With the largest set of regulation changes in its history, Formula One this year has the opportunity to reach a new demographic using the cutting-edge development of hybrid technologies as a catalyst. But while those within the paddock seem happy enough to give snappy sound bites as a collective they've failed to actually sell the sport beyond simply turning up for the scheduled nineteen races.
"That's particularly sad at this point of time because we've entered into an absolutely new era, particularly with regard to the powertrain unit," admitted Sauber boss Monisha Kaltenborn. "That's such a strong message.
"We have such a sophisticated hybrid system," she continued. "If you look at the consumer market, everyone's going to there. It's about less consumption, it's about such high efficiency and exactly that's what we are showcasing here - and what we should do at Formula One."

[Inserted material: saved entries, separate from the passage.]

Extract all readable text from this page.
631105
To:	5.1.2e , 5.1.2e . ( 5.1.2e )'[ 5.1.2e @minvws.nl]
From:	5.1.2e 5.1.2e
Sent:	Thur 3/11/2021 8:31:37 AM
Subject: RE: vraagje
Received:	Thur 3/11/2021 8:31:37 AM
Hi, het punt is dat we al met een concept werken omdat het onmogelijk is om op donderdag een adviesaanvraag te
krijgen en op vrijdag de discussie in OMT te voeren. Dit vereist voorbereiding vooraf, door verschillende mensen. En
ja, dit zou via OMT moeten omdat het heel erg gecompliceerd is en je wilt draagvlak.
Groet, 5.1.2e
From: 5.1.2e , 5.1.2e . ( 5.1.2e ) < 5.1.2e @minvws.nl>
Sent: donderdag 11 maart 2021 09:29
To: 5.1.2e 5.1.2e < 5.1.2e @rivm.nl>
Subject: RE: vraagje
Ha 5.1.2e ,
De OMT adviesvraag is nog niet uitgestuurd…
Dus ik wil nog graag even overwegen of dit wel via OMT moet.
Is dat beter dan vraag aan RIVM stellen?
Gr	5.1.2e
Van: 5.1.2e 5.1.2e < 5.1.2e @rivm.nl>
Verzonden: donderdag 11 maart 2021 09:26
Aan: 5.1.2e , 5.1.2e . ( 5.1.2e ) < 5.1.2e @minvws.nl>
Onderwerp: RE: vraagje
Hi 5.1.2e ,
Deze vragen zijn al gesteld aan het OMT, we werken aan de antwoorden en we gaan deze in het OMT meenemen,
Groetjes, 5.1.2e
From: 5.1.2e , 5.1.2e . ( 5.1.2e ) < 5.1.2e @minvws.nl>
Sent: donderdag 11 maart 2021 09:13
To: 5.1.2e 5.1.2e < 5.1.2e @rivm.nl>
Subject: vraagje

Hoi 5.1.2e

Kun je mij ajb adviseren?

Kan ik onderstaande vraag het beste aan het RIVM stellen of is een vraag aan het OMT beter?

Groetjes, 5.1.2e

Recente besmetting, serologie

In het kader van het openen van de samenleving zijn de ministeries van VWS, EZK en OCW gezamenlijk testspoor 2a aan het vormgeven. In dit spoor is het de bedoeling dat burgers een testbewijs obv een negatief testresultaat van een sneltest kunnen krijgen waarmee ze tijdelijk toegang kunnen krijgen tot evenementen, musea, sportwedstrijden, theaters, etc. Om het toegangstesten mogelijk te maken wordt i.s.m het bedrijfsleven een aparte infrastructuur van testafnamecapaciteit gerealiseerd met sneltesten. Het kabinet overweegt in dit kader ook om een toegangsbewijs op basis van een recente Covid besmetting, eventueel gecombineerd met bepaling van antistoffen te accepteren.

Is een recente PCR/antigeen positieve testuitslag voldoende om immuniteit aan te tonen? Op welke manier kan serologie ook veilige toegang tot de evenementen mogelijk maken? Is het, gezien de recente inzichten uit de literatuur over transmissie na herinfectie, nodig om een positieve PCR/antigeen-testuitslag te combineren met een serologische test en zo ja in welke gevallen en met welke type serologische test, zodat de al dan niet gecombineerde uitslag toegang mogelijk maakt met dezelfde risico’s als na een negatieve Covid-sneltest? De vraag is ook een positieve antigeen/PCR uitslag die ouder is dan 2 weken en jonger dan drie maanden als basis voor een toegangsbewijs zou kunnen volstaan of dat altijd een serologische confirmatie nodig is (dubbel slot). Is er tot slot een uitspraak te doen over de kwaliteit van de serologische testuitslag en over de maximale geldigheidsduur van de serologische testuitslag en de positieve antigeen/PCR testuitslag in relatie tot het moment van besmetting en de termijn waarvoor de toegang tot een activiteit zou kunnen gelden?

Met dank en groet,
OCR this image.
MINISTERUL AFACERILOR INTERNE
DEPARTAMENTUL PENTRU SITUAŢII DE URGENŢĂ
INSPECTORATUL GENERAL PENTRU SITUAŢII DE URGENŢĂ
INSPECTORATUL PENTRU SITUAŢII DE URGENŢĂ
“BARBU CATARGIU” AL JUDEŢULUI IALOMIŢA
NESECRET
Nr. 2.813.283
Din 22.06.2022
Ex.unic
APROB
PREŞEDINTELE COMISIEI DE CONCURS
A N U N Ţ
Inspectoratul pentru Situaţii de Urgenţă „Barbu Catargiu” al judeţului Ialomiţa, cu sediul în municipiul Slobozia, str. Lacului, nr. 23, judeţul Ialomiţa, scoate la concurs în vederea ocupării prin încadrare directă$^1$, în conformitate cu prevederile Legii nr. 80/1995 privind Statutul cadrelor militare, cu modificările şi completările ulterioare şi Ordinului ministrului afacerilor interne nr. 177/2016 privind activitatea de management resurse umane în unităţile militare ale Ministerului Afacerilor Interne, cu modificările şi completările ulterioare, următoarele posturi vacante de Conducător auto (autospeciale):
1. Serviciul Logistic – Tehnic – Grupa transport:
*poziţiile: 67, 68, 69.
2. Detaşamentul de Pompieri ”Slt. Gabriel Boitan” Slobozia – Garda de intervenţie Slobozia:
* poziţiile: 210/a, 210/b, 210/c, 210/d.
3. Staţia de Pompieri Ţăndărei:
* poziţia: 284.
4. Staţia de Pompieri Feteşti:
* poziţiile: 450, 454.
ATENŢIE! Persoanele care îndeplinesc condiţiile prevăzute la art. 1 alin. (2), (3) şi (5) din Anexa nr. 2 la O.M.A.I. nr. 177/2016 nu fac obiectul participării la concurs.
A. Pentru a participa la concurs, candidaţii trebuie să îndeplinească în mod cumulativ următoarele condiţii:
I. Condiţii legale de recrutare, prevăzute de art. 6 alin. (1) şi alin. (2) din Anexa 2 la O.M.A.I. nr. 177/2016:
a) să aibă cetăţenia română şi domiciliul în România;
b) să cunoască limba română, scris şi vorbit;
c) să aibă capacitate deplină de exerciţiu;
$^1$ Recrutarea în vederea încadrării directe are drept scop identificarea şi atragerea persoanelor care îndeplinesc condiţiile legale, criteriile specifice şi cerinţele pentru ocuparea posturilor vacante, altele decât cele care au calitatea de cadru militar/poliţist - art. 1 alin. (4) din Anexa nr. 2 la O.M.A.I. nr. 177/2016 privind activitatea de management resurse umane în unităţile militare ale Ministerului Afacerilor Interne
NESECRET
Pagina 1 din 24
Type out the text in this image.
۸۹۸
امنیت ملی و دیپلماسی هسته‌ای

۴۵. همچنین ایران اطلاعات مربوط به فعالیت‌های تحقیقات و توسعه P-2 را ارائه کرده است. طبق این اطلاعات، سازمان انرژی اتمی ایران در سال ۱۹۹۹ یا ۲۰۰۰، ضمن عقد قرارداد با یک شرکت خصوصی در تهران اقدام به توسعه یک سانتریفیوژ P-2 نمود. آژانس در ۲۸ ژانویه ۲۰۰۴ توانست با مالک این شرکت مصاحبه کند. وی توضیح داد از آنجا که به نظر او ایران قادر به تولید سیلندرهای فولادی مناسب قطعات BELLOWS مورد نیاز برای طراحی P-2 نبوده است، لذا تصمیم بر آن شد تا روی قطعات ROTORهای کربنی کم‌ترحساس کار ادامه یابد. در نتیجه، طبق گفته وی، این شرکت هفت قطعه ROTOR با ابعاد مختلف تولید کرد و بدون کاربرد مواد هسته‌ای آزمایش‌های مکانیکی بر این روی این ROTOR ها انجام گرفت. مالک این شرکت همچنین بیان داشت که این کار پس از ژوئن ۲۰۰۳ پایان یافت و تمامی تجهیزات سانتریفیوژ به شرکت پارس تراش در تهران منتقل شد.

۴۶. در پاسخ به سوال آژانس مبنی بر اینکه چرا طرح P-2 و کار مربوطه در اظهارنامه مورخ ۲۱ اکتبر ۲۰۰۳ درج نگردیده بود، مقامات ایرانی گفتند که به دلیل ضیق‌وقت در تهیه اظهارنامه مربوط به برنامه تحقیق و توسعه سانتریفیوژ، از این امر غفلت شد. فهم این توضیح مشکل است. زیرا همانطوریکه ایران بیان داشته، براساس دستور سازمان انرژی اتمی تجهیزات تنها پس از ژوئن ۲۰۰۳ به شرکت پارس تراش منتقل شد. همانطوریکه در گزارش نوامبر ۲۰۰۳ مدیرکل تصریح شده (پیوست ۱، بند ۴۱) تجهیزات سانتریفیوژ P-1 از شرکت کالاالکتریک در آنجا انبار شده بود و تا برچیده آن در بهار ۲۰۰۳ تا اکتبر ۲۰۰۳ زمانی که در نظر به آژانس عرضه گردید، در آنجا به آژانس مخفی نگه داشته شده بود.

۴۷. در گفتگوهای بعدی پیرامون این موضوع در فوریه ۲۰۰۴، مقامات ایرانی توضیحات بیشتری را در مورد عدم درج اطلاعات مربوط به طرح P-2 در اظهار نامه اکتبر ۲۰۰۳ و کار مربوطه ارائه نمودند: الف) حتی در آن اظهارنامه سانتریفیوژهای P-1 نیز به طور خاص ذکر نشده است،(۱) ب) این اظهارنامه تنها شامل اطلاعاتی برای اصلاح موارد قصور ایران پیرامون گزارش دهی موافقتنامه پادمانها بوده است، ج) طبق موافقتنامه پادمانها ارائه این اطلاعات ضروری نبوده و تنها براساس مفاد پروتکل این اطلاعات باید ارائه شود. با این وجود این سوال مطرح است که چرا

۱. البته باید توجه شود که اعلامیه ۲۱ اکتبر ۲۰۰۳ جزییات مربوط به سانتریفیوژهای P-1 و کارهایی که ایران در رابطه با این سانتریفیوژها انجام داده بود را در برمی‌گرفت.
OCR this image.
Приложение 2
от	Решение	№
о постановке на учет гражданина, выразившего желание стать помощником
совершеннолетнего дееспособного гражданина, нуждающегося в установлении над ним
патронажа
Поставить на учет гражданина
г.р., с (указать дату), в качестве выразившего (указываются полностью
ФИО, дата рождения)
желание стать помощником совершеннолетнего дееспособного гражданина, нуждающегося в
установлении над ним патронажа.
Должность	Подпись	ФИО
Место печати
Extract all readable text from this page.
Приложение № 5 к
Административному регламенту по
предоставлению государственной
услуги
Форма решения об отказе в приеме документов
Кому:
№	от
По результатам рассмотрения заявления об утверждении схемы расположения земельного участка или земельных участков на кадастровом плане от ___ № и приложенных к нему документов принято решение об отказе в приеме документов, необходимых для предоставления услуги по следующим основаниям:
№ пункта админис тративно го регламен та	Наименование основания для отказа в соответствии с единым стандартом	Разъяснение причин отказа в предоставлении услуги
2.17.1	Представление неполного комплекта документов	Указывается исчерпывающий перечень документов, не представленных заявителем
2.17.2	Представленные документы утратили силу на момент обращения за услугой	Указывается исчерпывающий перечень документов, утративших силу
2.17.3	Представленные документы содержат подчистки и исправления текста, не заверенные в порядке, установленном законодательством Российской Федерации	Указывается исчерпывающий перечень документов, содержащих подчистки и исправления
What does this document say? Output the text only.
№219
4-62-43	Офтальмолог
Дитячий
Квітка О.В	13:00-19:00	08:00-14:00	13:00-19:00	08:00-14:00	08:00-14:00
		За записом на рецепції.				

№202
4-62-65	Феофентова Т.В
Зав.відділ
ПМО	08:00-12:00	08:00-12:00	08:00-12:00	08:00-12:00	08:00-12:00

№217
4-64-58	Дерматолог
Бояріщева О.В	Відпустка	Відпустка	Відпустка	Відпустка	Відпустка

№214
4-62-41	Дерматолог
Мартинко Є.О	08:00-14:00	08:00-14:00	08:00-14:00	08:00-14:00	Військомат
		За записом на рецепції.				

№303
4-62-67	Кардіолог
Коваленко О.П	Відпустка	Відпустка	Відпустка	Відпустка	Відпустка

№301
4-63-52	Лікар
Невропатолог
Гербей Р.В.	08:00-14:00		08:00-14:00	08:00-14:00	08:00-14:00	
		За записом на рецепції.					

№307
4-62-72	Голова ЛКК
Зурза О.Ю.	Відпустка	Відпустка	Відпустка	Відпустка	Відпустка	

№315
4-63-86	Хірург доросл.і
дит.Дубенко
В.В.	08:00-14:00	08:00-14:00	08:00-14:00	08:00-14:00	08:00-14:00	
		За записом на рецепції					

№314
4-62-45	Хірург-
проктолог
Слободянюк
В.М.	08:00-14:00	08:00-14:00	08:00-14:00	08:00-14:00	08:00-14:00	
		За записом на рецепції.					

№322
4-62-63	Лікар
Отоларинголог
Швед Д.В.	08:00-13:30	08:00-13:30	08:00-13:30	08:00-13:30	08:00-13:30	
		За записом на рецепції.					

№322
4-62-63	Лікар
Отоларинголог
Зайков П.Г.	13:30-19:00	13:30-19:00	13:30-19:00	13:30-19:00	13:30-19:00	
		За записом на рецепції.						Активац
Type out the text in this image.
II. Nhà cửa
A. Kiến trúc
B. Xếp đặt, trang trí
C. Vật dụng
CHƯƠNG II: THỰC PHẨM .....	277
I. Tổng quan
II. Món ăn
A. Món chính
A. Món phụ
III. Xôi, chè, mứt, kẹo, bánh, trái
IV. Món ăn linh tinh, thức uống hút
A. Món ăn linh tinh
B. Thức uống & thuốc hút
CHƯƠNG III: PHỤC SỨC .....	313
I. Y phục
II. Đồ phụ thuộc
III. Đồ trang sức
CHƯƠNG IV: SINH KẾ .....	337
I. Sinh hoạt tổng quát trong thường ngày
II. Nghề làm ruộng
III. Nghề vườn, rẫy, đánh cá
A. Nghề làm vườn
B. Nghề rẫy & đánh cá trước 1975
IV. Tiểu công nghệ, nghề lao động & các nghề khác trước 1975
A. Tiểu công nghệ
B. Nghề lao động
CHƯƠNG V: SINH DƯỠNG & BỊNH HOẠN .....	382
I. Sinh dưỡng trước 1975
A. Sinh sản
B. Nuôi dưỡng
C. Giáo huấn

But even if the sport was able to sell that message one of the biggest difficulties it would face is engaging with the teenage Joe Public; a demographic the sport is missing from its current fan base.
"The younger audience today is one that have a lot of things thrown at them and have a lot of entertainment options," explained Pirelli motor sport director Paul Hembery, who suggests the sport should humanise itself.
"It's one of the few motorsport areas I think where we could be doing a lot more in promoting the personalities of the drivers," he continued. "I think it's a shame sometimes that we have some great, amazing - the best - drivers in the world but maybe they're not promoted as individuals as much as they should be."
Much of the problem is driven by marketing-minded PR departments who stage manage much of what drivers say and extends even up to the commercial rights holder, Formula One Management, and its strict policy on sites like YouTube. While both attempt to protect the sport's intellectual property, such hard lines could in fact be hurting the business by alienating fans according to Caterham's Cyril Abiteboul.
"We need to find the right balance between the accessibility, exclusivity and value," he reasoned.
"There is a belief right now that more exclusivity creates value. Maybe this was true, maybe it's less true with new media where it's more the distribution and our people need to react with content that is creating value.
"Look at Facebook," the Frenchman added. "There is nothing exclusive in Facebook and I think that the value of the IPO of Facebook is quite historic.
"Maybe a lack of exclusivity maybe does not mean a lack of value."
But given the slowness with which it picked up the internet and social media, not to mention its attempts to monetise every aspect (such as live timing) – a business model which inherently makes the sport more exclusive - there are no signs that Formula One's culture is going to change anytime soon. Instead the dramatic regulation changes which could have attracted a host of new fans, had they been better marketed, will likely be chalked up as another missed opportunity.